Marv N' J Review

Please refer to marv-n-j-detroit-hair-wars for what this review refers to.

Marv N' J were fucking brilliant. I triple-dropped at least three and Magda looked delightful.
I will never EVER scrub the wrist-sized X that the door lady Biro'd on me.

Marv N' J at Loft Studios

This post goes out to everyone at Glastonbury. You can't always get what you want, but if you try sometimes, you just might get what you need.

What you NEED are additional DANCEALIKES!

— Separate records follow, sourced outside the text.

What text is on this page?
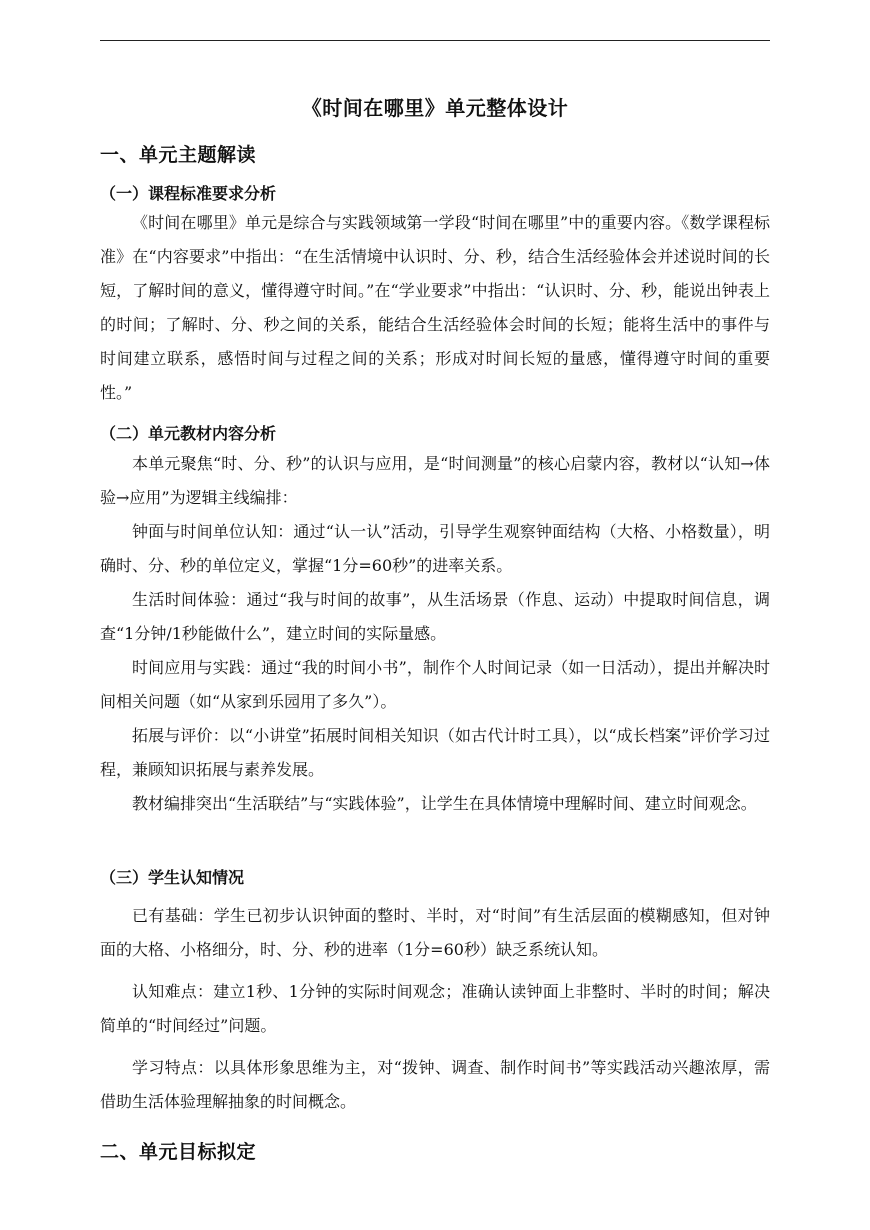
《时间在哪里》单元整体设计
一、单元主题解读
（一）课程标准要求分析

《时间在哪里》单元是综合与实践领域第一学段“时间在哪里”中的重要内容。《数学课程标准》在“内容要求”中指出：“在生活情境中认识时、分、秒，结合生活经验体会并述说时间的长短，了解时间的意义，懂得遵守时间。”在“学业要求”中指出：“认识时、分、秒，能说出钟表上的时间；了解时、分、秒之间的关系，能结合生活经验体会时间的长短；能将生活中的事件与时间建立联系，感悟时间与过程之间的关系；形成对时间长短的量感，懂得遵守时间的重要性。”

（二）单元教材内容分析

本单元聚焦“时、分、秒”的认识与应用，是“时间测量”的核心启蒙内容，教材以“认知→体验→应用”为逻辑主线编排：

钟面与时间单位认知：通过“认一认”活动，引导学生观察钟面结构（大格、小格数量），明确时、分、秒的单位定义，掌握“1分=60秒”的进率关系。

生活时间体验：通过“我与时间的故事”，从生活场景（作息、运动）中提取时间信息，调查“1分钟/1秒能做什么”，建立时间的实际量感。

时间应用与实践：通过“我的时间小书”，制作个人时间记录（如一日活动），提出并解决时间相关问题（如“从家到乐园用了多久”）。

拓展与评价：以“小讲堂”拓展时间相关知识（如古代计时工具），以“成长档案”评价学习过程，兼顾知识拓展与素养发展。

教材编排突出“生活联结”与“实践体验”，让学生在具体情境中理解时间、建立时间观念。

（三）学生认知情况

已有基础：学生已初步认识钟面的整时、半时，对“时间”有生活层面的模糊感知，但对钟面的大格、小格细分，时、分、秒的进率（1分=60秒）缺乏系统认知。

认知难点：建立1秒、1分钟的实际时间观念；准确认读钟面上非整时、半时的时间；解决简单的“时间经过”问题。

学习特点：以具体形象思维为主，对“拨钟、调查、制作时间书”等实践活动兴趣浓厚，需借助生活体验理解抽象的时间概念。

二、单元目标拟定
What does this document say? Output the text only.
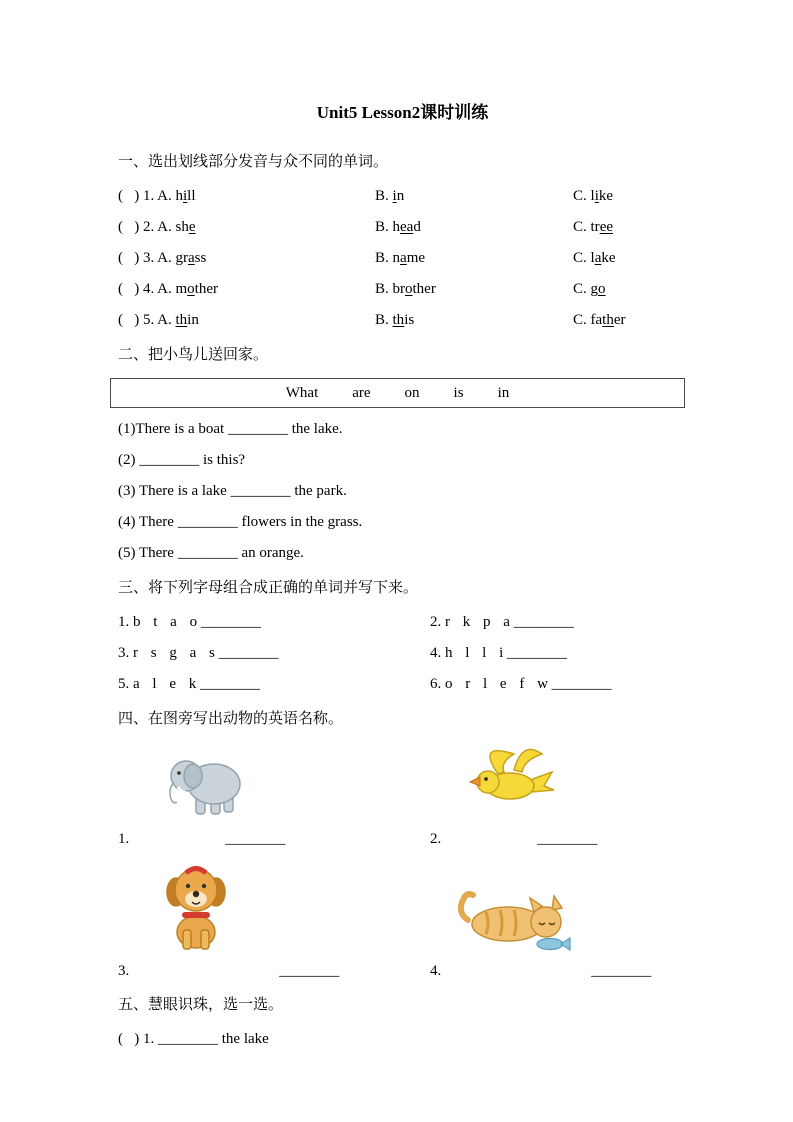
Unit5 Lesson2课时训练
一、选出划线部分发音与众不同的单词。
(   ) 1. A. hill	B. in	C. like
(   ) 2. A. she	B. head	C. tree
(   ) 3. A. grass	B. name	C. lake
(   ) 4. A. mother	B. brother	C. go
(   ) 5. A. thin	B. this	C. father
二、把小鸟儿送回家。
What are on is in
(1)There is a boat ________ the lake.
(2) ________ is this?
(3) There is a lake ________ the park.
(4) There ________ flowers in the grass.
(5) There ________ an orange.
三、将下列字母组合成正确的单词并写下来。
1. b t a o ________	2. r k p a ________
3. r s g a s ________	4. h l l i ________
5. a l e k ________	6. o r l e f w ________
四、在图旁写出动物的英语名称。
1.	________	2.	________
3.	________	4.	________
五、慧眼识珠，选一选。
(   ) 1. ________ the lake
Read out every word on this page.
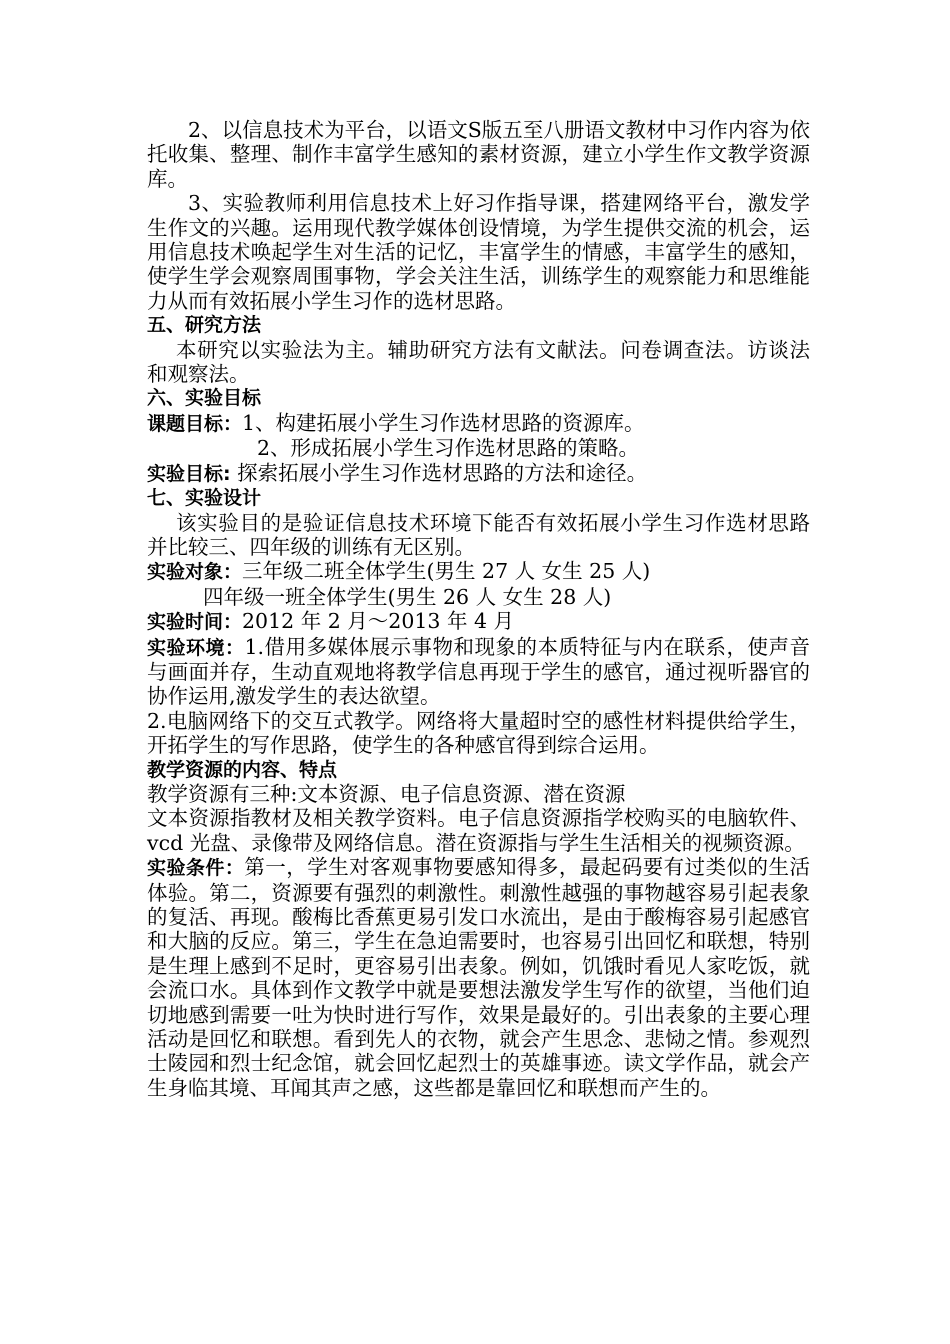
2、以信息技术为平台，以语文S版五至八册语文教材中习作内容为依托收集、整理、制作丰富学生感知的素材资源，建立小学生作文教学资源库。

3、实验教师利用信息技术上好习作指导课，搭建网络平台，激发学生作文的兴趣。运用现代教学媒体创设情境，为学生提供交流的机会，运用信息技术唤起学生对生活的记忆，丰富学生的情感，丰富学生的感知，使学生学会观察周围事物，学会关注生活，训练学生的观察能力和思维能力从而有效拓展小学生习作的选材思路。

五、研究方法

本研究以实验法为主。辅助研究方法有文献法。问卷调查法。访谈法和观察法。

六、实验目标

课题目标：1、构建拓展小学生习作选材思路的资源库。

2、形成拓展小学生习作选材思路的策略。

实验目标: 探索拓展小学生习作选材思路的方法和途径。

七、实验设计

该实验目的是验证信息技术环境下能否有效拓展小学生习作选材思路并比较三、四年级的训练有无区别。

实验对象：三年级二班全体学生(男生 27 人 女生 25 人)

四年级一班全体学生(男生 26 人 女生 28 人)

实验时间：2012 年 2 月～2013 年 4 月

实验环境：1.借用多媒体展示事物和现象的本质特征与内在联系，使声音与画面并存，生动直观地将教学信息再现于学生的感官，通过视听器官的协作运用,激发学生的表达欲望。

2.电脑网络下的交互式教学。网络将大量超时空的感性材料提供给学生，开拓学生的写作思路，使学生的各种感官得到综合运用。

教学资源的内容、特点

教学资源有三种:文本资源、电子信息资源、潜在资源

文本资源指教材及相关教学资料。电子信息资源指学校购买的电脑软件、vcd 光盘、录像带及网络信息。潜在资源指与学生生活相关的视频资源。

实验条件：第一，学生对客观事物要感知得多，最起码要有过类似的生活体验。第二，资源要有强烈的刺激性。刺激性越强的事物越容易引起表象的复活、再现。酸梅比香蕉更易引发口水流出，是由于酸梅容易引起感官和大脑的反应。第三，学生在急迫需要时，也容易引出回忆和联想，特别是生理上感到不足时，更容易引出表象。例如，饥饿时看见人家吃饭，就会流口水。具体到作文教学中就是要想法激发学生写作的欲望，当他们迫切地感到需要一吐为快时进行写作，效果是最好的。引出表象的主要心理活动是回忆和联想。看到先人的衣物，就会产生思念、悲恸之情。参观烈士陵园和烈士纪念馆，就会回忆起烈士的英雄事迹。读文学作品，就会产生身临其境、耳闻其声之感，这些都是靠回忆和联想而产生的。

Charlie Watts might program the drum machine for the Rolling Stones but sit him in front of a paint brush and ask him to stick dots all over a MASSIVE cartoon, he'll fucking shit himself. Roy Lichtenstein wouldn't though! LOL

Don't shout "STEPHEN!" at Groove Armada, shout it at Adam and Joe! LOL

I pray to GOD that Giles Smith doesn't pick up David Gray up instead of James Priestly on the way to Secretsundaze on Sunday 30 January 2013 (tickets still available here, more on the door: secretsundaze)! LOL

The only shell Pharrell Williams carries is the shell inside his AK-47 when rolling past the five 0 and dropping it like it's hot with Snoop Doggy Dogg in South Central LA, Los Angeles, California. He doesn't carry one on his back like a turtle does! LOL

Sven Vath would be a very Angry Boy if someone were to tell him he looked exactly like Australian comedian, Chris Lilley! LOL

I pray to our Lord Jesus Christ the son of GOD that James Priestly doesn't turn up with a Hercule Poirot cake instead of Giles Smith at Sundissential, I mean Secretsundaze, on Sunday 30 June 2013 (tickets still available here, more on the door: sundissential, I mean secretsundaze)! LOL

What a brilliant weekend it's been so far! Glastonbury on the telly, a 9/10 for Marv N' J and BONUS dancealikes! The Weekly Review of Dance Music can not be beaten.

Jay-Z said it for me in You Don't Know, "Muthafucka. I. Will. Not. Lose. Ever."